A season of annexations


Kashmir was annexed by the Indian Prime Minister Narendra Modi after he won an election. It had been an agenda of his ruling Bharatiya Janata Party (BJP) for quite a while. Indian-occupied Jammu and Kashmir had been disputed land since 1947.

The U.N. had promised to hold a plebiscite to decide the fate of Kashmir. But that never happened. Kashmir has been the world's most densely militarized zone for its entire existence since 1947, with close to a million Indian soldiers deployed there at the time of writing.

While it took an election victory in India for the Indian leader to annex Jammu and Kashmir, in Israel an election victory was fought for with promises of annexation.

In Israel, a do-over election happened, which was unprecedented. The society of Israel showed some disturbing signs.

The election had actually happened in April but at the time, Benjamin Netanyahu needed one more seat to claim a majority and form a government, which he couldn't achieve. The electoral system of Israel is such that no single party has ever won an outright majority of the 120 seats in the parliament. What happens is that the party that wins the most seats makes a coalition with a few other small parties and makes the government. The smaller parties want a protection of their own narrow interests.

Netanyahu has had a difficult relationship with friend and rival Avigdor Liberman. The history of the two men is filled with them acting as partners as well as enemies as circumstances demanded.

The election is happening again because in the last election five months ago, the one seat that Netanyahu couldn't get to win premiership was because Liberman denied it. There was a disagreement between Liberman's secular party and Israel's Jewish ultra-orthodox politicians.

Liberman had refused to join a coalition where the Jewish ultra-orthodox were partners because he wants to force the Jewish seminary students to serve in the military. The students that study in a Yeshiva are exempt from serving in the Israeli army. Netanyahu refused to push the ultra-orthodox politicians for that and hence Netanyahu's chances of becoming the prime minister in that election dropped.

Now, in this do-over election campaign Netanyahu has been struggling to shore up support of his right-wing voters. Facing corruption charges, a desperate Netanyahu pledged to annex the West Bank if elected. He said he would annex "all the settlements" in the occupied West Bank, including an enclave deep inside Palestinian territory.

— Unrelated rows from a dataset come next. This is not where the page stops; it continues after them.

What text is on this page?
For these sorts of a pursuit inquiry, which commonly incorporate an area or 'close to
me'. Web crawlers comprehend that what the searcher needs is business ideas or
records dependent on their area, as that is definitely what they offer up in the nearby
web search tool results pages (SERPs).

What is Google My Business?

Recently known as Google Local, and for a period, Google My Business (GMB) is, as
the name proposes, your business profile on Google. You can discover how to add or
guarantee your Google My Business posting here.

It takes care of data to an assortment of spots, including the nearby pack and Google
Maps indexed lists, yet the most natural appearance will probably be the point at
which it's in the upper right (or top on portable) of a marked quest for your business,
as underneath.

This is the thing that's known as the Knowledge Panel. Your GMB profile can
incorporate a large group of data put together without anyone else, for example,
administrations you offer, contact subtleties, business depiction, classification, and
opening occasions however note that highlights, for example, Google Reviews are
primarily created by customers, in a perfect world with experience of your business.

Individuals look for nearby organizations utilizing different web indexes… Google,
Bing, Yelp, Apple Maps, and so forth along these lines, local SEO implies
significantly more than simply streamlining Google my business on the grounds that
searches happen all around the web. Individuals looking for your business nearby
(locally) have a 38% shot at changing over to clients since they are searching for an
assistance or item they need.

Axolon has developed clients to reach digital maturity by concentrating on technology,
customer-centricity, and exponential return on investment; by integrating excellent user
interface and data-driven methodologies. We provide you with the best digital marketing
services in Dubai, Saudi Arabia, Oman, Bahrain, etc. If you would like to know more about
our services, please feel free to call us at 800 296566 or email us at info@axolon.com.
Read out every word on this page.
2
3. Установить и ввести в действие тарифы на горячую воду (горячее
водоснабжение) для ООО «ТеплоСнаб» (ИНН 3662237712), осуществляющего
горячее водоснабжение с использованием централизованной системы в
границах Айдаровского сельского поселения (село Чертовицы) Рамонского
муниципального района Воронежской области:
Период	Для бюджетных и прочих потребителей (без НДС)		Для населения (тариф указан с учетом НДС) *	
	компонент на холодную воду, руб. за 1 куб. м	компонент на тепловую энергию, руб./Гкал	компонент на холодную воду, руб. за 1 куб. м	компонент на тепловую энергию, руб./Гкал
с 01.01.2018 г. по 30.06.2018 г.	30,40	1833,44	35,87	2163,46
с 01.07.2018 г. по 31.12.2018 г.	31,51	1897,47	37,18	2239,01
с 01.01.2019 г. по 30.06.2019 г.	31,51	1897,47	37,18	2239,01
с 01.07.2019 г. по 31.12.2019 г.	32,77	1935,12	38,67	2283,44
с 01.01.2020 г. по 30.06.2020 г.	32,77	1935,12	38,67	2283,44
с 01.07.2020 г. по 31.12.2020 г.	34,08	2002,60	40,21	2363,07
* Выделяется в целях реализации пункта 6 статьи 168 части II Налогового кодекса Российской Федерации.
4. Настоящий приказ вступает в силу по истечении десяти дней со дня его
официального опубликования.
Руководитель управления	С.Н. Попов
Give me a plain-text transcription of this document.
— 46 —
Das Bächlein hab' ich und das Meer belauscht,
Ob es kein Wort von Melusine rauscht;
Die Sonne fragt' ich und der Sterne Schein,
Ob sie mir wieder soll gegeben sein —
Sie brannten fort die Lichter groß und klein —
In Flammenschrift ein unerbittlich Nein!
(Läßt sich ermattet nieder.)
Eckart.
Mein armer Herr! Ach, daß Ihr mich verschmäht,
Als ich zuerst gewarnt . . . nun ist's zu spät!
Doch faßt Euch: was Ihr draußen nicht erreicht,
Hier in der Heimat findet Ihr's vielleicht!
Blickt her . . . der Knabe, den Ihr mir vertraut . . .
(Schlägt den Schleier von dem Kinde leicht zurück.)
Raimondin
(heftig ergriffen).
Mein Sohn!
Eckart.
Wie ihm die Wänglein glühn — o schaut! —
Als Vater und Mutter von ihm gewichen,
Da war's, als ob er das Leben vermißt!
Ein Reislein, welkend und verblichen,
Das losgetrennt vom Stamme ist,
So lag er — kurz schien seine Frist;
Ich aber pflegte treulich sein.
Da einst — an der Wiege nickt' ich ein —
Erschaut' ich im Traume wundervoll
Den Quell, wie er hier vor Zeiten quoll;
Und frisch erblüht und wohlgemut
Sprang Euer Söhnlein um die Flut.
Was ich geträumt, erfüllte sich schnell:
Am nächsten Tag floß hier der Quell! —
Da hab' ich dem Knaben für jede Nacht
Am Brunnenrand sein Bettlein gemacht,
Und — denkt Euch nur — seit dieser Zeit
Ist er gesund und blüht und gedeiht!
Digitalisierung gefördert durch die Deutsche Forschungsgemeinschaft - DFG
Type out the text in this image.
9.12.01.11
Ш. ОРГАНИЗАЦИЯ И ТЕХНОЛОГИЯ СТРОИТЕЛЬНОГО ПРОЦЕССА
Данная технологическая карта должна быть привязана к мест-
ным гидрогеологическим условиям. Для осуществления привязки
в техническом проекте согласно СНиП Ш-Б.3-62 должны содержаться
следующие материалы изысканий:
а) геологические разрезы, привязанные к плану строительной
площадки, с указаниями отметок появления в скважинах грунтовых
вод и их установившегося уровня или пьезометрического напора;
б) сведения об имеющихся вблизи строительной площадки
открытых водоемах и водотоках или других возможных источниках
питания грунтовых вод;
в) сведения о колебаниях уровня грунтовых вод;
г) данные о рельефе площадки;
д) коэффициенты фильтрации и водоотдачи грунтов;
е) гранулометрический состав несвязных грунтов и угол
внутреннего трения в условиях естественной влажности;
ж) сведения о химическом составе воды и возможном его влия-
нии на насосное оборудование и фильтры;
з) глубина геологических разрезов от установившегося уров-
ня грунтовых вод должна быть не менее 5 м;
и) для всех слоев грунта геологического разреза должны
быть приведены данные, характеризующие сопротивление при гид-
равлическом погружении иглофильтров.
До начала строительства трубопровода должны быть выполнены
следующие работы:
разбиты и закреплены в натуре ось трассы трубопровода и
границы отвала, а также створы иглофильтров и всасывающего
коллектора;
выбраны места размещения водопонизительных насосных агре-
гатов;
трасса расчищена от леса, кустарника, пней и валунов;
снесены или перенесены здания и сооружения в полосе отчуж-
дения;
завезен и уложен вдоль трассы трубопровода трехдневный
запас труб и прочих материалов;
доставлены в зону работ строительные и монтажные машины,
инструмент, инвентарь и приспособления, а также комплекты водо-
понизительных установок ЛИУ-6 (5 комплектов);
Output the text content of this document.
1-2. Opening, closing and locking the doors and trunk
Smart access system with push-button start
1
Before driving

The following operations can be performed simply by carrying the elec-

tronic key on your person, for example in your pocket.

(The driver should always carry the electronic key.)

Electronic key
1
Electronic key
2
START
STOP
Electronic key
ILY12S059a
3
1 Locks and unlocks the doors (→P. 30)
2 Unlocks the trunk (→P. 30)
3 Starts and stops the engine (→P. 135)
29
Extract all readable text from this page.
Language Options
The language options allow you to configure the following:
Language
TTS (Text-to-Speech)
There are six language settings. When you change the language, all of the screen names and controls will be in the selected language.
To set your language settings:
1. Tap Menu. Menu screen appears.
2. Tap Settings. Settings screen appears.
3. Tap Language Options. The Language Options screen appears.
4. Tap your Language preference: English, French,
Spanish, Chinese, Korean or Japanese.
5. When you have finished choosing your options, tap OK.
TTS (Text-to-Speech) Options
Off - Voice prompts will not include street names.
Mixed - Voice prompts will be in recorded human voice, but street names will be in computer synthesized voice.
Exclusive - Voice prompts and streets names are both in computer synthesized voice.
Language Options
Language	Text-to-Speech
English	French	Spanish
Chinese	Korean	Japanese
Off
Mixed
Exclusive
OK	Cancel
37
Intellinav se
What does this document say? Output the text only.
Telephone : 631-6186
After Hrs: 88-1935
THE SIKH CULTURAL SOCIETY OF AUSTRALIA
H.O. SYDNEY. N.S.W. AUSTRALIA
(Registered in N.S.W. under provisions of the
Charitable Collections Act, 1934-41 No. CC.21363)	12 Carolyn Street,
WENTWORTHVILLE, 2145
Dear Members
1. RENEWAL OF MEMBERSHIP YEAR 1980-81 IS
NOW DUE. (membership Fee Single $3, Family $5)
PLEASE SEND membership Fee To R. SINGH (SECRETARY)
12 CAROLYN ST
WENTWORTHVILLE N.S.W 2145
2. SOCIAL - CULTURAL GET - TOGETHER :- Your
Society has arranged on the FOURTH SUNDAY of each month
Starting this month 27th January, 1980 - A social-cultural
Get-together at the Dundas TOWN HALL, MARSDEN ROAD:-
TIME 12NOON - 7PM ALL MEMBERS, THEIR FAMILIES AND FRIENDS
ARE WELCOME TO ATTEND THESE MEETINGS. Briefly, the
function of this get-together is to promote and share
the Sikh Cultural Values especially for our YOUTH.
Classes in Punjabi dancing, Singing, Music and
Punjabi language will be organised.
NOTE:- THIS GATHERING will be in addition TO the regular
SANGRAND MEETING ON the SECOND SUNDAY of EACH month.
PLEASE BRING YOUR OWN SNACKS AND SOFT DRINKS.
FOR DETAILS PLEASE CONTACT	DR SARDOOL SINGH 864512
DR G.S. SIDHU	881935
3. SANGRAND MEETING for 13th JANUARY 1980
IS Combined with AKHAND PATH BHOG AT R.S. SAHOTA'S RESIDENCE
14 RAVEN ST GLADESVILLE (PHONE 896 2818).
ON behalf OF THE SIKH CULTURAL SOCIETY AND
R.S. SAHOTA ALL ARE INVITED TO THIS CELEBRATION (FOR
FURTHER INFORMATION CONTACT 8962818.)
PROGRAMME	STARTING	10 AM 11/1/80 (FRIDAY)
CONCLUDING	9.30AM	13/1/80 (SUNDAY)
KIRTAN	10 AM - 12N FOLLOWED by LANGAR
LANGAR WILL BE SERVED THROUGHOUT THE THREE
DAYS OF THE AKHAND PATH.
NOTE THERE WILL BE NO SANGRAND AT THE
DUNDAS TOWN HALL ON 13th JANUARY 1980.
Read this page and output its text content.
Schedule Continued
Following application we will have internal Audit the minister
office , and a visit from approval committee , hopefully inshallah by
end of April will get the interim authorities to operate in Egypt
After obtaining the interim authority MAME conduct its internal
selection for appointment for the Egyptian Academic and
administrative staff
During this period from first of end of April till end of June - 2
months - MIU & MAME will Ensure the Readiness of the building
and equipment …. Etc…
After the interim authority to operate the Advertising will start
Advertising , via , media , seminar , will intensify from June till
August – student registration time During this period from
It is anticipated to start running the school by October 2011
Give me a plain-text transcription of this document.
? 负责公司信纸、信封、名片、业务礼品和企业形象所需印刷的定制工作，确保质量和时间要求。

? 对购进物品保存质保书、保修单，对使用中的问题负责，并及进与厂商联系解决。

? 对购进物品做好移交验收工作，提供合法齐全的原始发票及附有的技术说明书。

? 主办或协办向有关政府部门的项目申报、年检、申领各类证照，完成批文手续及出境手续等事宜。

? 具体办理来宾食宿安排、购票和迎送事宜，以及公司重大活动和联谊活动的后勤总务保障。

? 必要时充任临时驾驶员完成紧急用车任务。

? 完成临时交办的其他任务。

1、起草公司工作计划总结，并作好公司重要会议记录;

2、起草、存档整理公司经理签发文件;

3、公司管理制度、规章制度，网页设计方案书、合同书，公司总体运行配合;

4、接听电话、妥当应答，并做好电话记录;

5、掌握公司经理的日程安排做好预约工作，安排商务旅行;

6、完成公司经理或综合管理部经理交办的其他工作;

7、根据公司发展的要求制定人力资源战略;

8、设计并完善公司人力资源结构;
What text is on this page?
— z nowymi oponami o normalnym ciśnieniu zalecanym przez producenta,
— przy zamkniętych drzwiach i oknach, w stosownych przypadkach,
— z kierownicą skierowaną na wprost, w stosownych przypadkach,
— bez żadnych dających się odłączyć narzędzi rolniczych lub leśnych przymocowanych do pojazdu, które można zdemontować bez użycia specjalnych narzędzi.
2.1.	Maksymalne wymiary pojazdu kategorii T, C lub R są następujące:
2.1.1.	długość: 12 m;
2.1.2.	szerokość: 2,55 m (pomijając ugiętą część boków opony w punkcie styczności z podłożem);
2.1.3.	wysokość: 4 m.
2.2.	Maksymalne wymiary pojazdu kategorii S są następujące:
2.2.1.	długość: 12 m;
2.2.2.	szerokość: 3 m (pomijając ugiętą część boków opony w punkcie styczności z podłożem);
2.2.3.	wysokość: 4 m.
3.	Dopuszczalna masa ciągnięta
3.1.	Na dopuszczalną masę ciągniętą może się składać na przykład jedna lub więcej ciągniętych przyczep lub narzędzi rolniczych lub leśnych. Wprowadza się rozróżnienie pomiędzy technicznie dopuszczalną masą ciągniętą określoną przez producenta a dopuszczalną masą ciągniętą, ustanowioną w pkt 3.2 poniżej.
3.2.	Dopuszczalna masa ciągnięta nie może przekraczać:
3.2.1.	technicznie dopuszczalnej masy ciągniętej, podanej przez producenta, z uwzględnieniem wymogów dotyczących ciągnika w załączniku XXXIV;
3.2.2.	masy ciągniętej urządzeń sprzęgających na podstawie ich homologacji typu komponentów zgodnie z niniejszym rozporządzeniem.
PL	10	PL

The area includes Jordan Valley and the Dead Sea. Netanyahu kept stressing this issue as he inched closer to the election, saying, "I intend to extend sovereignty on all the settlements and the [settlement] blocs... sites that have security importance or are important to Israel's heritage."

Usually referred to as Area C, the pledged annexation would mean that Israeli land would encircle any future Palestinian state. Netanyahu said, "We haven't had this kind of opportunity since the six-day war [of 1967] and may not have it again for another 50 years." That is a violation of many international laws including the 4th Geneva Convention that clearly says that "The Occupying Power shall not deport or transfer parts of its own civilian population into the territory it occupies."

However, the Israeli settlements and annexations being illegal and the world's passive acceptance of it are not the most disturbing parts of this story. If you look at the reactions that Netanyahu's pledge of annexing a third of the occupied West Bank are generating, they are quite mind boggling. The critique of Netanyahu's pledge is not about the illegality or immorality. Rather, the critique is that Netanyahu is lying. That's the problem in Netanyahu's promise to annex an occupied land. That is a strong sign of a dehumanized mentality.

Furthermore, this pledge remains virtually unchallenged by Netanyahu's rivals. His main challenger Benny Gantz and his Blue and White party did not issue any condemnation of the plan to annex the occupied West Bank. Instead, they claimed ownership of this plan. They released a statement that said, "Blue and White have made clear that the Jordan Valley is part of Israel forever. Netanyahu drafted a plan to cede the Jordan Valley in 2014. We are happy that the prime minister has come around to adopt the Blue and White plan to recognize the Jordan valley." Gantz called Netanyahu's pledge an "empty promise" and advocated for himself as a man of "actions and deeds."

A voter named Shlomo Zadik, 70, quoted in The New York Times said that Netanyahu won his vote with that pledge. He said, "Netanyahu touched last night on an issue that has been important to me for a long time... I will vote for him because of the hope that he will fulfill his vow, but not because I actually think he will." Another Israeli voter, Eti Dar, 65, a pension consultant from Mevaseret Zion, a Jerusalem suburb, said, "If Netanyahu had really wanted and meant to annex anything, he would have done so 10 years ago, not two days before the elections." Notice that the critique has to do not with how Israel doesn't have a right to do so or that it would be illegal and immoral, but rather that Netanyahu is not telling the truth.

I am not sure if the promises are empty but one thing is certainly empty; the soul of Israeli society. Likewise, Indian society elected a man who was once called the "Butcher of Gujarat" and was banned from entering the United States because of his role in killing of over a thousand Muslims in the state of Gujarat where he was the chief minister. Strongmen and nationalistic tendencies are dangerous not because of strongmen alone, but also because of the negative tendencies of a society overall.